F6 / HEAT TRANSFER
Heat dissipation is an important requirement for many high power density electronics. Heat transfer is integral to the performance of many processes and should be understood early in the design process. Thermal simulations are used by market leaders to address thermal design during early-stage product and process development.
Heat always flows from matter at a higher temperature to matter at a lower temperature. Simple enough, right? Read on.
In the majority of cases, designers and engineers seek to maximize heat transfer.
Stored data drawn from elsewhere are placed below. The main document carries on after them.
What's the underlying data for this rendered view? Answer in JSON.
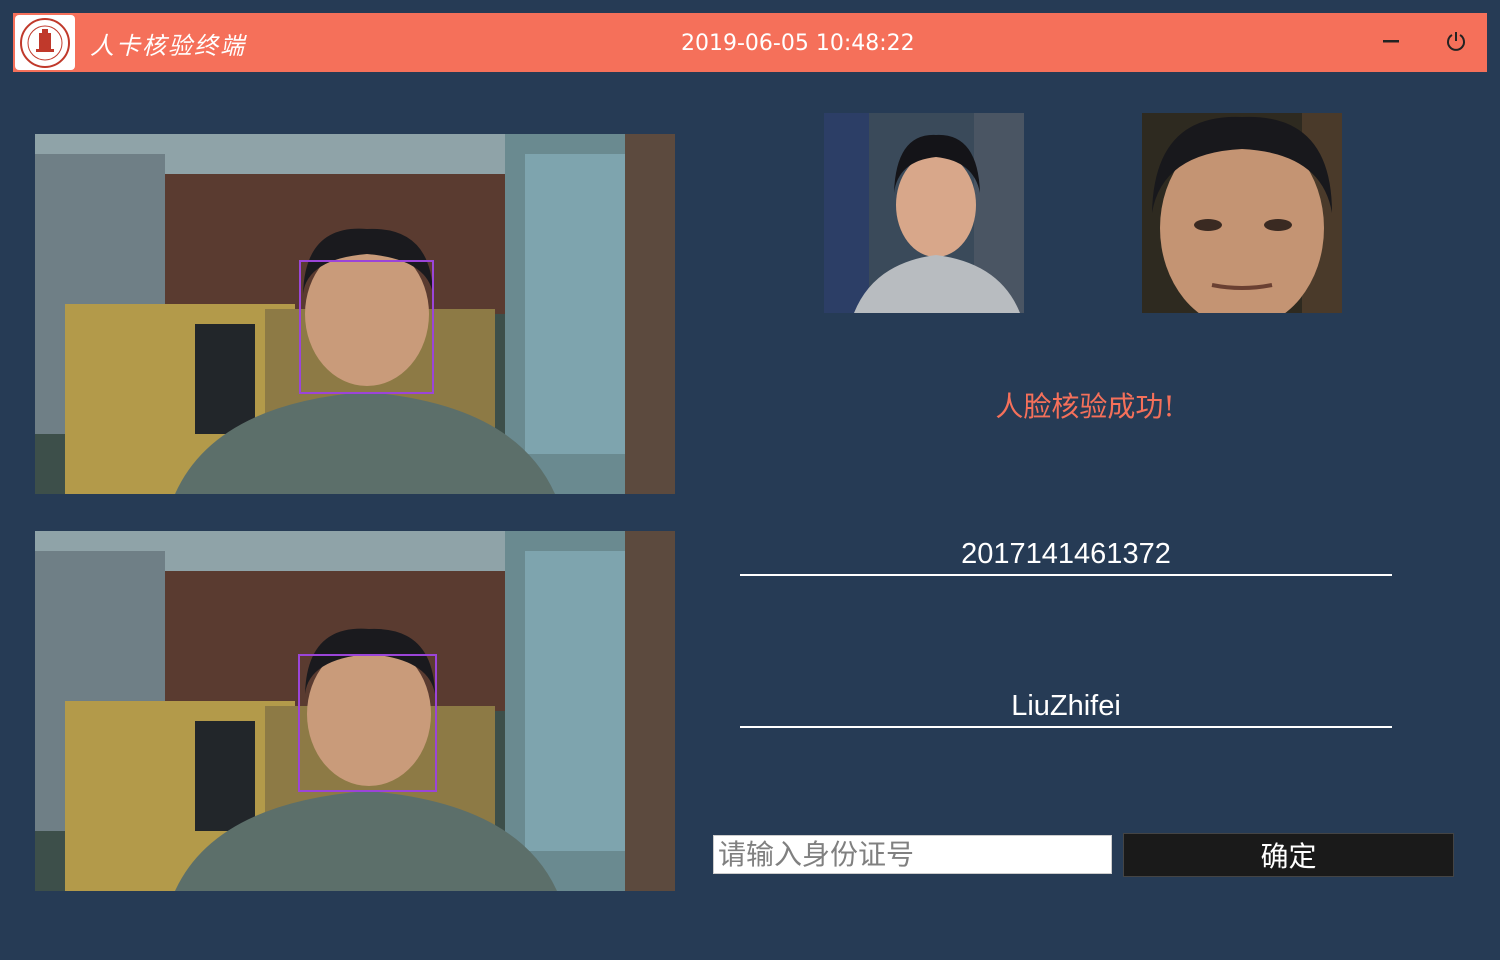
{
  "titlebar": {
    "app_title": "人卡核验终端",
    "datetime": "2019-06-05 10:48:22",
    "minimize_icon": "minus-icon",
    "power_icon": "power-icon",
    "color": "#f5705a"
  },
  "camera": {
    "feeds": [
      "live-camera-feed",
      "captured-frame"
    ],
    "face_box_color": "#9b45d8"
  },
  "photos": {
    "id_card_photo": "id-card-face-photo",
    "captured_photo": "captured-face-photo"
  },
  "result": {
    "status_text": "人脸核验成功!",
    "id_number": "2017141461372",
    "name": "LiuZhifei"
  },
  "form": {
    "input_placeholder": "请输入身份证号",
    "input_value": "",
    "confirm_label": "确定"
  },
  "colors": {
    "background": "#263b55",
    "accent": "#f5705a"
  }
}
Obvious applications that fall into this category include heat exchangers, electronic heat sinks, radiators, boilers, etc.. Many other applications, though, seek to minimize heat transfer, including cooling or freezing chambers, thermal power cycle equipment, and space heating and cooling.
Further, all kinds of non-thermal products can be impacted by heat; for example, mechanical stresses known as thermal stresses develop as a result of temperature differences and can lead to fracturing or plastic deformations.
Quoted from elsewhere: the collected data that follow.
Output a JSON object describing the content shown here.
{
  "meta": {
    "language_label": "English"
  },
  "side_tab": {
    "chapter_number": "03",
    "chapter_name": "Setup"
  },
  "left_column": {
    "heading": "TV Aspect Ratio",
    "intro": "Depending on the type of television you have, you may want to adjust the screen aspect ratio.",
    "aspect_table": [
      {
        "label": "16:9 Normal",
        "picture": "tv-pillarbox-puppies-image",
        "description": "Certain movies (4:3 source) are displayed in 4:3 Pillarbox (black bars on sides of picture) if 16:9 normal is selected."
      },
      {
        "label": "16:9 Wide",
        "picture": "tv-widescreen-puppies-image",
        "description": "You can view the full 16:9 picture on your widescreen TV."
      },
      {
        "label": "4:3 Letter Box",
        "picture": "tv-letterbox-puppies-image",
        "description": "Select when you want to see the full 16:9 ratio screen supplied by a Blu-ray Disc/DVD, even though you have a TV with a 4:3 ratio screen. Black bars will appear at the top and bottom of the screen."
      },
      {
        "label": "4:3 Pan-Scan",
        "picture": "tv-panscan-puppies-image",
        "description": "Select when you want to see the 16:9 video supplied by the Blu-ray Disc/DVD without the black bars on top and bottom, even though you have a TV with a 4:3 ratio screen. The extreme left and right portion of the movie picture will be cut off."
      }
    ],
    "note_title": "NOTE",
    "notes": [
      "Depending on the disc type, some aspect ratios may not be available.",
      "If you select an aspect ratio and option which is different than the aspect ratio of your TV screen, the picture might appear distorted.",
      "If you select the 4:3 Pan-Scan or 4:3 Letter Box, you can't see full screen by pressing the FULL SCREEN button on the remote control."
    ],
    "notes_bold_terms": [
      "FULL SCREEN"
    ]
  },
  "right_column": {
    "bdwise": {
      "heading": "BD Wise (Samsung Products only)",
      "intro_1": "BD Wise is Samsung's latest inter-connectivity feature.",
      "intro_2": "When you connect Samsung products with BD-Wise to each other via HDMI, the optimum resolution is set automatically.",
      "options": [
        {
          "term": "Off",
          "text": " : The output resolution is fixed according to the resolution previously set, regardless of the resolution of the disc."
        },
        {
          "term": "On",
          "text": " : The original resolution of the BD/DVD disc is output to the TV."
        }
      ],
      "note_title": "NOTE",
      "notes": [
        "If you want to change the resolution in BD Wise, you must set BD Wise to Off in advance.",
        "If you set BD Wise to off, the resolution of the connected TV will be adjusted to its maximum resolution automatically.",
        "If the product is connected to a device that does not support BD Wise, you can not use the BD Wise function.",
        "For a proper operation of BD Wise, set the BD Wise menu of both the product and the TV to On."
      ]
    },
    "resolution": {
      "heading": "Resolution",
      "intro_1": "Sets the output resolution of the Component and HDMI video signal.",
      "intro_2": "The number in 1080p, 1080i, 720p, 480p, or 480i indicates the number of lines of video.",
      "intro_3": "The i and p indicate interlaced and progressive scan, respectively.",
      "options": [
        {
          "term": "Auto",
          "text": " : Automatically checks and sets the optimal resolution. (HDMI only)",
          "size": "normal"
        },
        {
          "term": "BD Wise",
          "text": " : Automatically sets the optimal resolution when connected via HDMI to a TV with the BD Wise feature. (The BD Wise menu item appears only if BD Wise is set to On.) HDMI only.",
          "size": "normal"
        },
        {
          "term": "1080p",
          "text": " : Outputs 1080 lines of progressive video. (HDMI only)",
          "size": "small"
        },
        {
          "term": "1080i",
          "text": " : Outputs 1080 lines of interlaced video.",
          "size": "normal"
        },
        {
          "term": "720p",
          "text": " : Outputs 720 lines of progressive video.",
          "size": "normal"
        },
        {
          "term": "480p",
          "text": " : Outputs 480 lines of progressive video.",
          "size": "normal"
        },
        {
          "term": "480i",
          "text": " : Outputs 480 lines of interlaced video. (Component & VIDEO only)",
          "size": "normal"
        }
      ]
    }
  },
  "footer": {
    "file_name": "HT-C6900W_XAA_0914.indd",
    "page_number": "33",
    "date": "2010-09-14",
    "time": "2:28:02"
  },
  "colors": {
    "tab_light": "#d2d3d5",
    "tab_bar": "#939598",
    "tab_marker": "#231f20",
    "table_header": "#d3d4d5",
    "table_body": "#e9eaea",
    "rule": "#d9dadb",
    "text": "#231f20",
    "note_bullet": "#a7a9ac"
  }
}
To fully command the design of thermal-dependent products and processes requires an engineering knowledge of all four of the major heat transfer modes: conduction, convection, radiation and through phase changes.
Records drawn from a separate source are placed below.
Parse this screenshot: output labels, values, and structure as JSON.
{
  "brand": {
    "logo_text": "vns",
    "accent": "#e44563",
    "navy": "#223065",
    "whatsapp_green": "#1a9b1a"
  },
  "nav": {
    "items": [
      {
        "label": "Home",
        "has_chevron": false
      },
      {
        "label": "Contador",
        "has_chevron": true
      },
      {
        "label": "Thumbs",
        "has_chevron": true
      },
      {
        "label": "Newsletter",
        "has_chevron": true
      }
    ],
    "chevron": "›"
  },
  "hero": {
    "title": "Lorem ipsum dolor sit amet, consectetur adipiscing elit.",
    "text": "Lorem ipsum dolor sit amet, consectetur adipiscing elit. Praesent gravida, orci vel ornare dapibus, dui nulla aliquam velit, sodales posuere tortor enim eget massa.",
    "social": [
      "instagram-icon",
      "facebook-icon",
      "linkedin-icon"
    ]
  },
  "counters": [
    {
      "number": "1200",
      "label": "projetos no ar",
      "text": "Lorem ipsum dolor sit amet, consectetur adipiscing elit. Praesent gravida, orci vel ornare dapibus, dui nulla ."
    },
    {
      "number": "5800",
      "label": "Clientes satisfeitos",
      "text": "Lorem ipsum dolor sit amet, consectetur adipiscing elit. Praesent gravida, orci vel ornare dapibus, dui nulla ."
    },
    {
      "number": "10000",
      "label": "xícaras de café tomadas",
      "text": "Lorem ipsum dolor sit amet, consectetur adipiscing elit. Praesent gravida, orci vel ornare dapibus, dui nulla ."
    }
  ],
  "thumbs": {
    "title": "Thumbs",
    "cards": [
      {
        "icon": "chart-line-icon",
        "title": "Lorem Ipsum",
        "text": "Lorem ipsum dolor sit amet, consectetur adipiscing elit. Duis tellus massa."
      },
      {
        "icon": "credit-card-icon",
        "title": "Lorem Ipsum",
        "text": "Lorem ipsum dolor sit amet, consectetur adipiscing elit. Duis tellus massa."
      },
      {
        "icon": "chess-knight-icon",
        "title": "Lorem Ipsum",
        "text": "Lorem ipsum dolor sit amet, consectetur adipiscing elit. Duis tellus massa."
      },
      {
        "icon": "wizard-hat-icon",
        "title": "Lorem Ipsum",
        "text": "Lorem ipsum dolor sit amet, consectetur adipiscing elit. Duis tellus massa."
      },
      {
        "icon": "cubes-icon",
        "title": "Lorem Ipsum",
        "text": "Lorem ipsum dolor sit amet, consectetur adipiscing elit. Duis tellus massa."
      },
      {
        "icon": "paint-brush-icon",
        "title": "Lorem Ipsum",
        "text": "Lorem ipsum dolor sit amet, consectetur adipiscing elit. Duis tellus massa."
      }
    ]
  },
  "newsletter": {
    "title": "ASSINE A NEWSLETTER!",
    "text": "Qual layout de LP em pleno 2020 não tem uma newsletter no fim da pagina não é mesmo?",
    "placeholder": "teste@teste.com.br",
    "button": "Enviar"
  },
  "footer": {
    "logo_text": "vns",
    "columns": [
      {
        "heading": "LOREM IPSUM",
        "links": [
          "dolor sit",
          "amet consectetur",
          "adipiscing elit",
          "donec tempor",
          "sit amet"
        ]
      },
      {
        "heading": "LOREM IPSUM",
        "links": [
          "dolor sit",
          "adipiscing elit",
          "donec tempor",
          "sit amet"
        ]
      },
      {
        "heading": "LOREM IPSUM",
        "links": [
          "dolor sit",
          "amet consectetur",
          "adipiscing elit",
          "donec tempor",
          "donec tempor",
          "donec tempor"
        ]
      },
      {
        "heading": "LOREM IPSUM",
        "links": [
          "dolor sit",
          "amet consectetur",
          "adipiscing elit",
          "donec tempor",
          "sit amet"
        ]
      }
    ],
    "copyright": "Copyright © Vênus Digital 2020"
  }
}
Luckily for us, simulations also provide a digital experimental laboratory that can address all four modes of heat transfer and without reductions in prototype scale. In industries across the board, the focus on early-stage product optimization grows and with it the need for highly accurate thermal simulations that are able to predict the thermal-hydraulic performance of complex systems. These include the capability to model a wide-range of length and time scales, all modes of heat transfer, the coupled effects of multiphase flow phenomena (boiling, cavitation, and condensation), and conjugate heat transfer (through solids).
In all projects, we begin by questioning our client’s business objectives that will be impacted by our work together and the level of resources that will be needed to achieve impact those objectives.
Voltaire’s “the perfect is the enemy of the good” emphasizes that efforts and results should be balanced. Nowhere is this more true than with complex heat transfer simulations.
Take the simple example of an insulated reactor vessel where the business objective is to maximize throughput. As reaction rates will be dependent upon mixing and temperatures, a fully accurate simulation will include the physics of heat transfer through the shell of the reactor vessel, the insulation material, and into the surrounding environment.
The brute force method is to model, physically in 3-dimensions, these materials as well as the motion of the surrounding environmental fluid, which in most cases would be air. One might even consider simulating a range of environmental conditions (wind speeds, temperatures, moisture contents) and the impacts of time-dependent phenomena such as daily solar radiation cycles. This 99% level of effort would provide a 99% level of accuracy answer.
In most cases, though, such an effort is not called for and would be ill advised. A 95% level of accuracy answer will be more than sufficient in evaluating which of two competing reactor designs are the better choice, for example. This is because the resistances to heat transfer through the shell, insulation and to the environment form a network with a levelized impact on performance across all scenarios and which is easily and accurately modeled through lower order models. For this purpose we are commonly using a combination of shell and environmental boundary conditions on the interior of the tank that models the impact of the conduction, convection and radiation heat transfer through the solids and to the external (environmental) side of the boundary.
On the opposite end of the spectrum, a steam boiler is a complex heat transfer device that requires the fully-coupled simulation of convectively driven steam flow within a tubular network. In that case, specific and localized heat transfer effects related to the design of fins and webbing on external heat transfer surfaces is critical to performance and drives the inclusion of the full physical modeling of the steel shell tubes and appendages. In some cases, one might argue that flame dynamics on the gas-side of the boiler tubes can be simplified as a constant rate heat input, while more demanding applications might also require the full combustion simulation in that regards. Again, the level of effort should be matched to the intended business objective through the fidelity needed.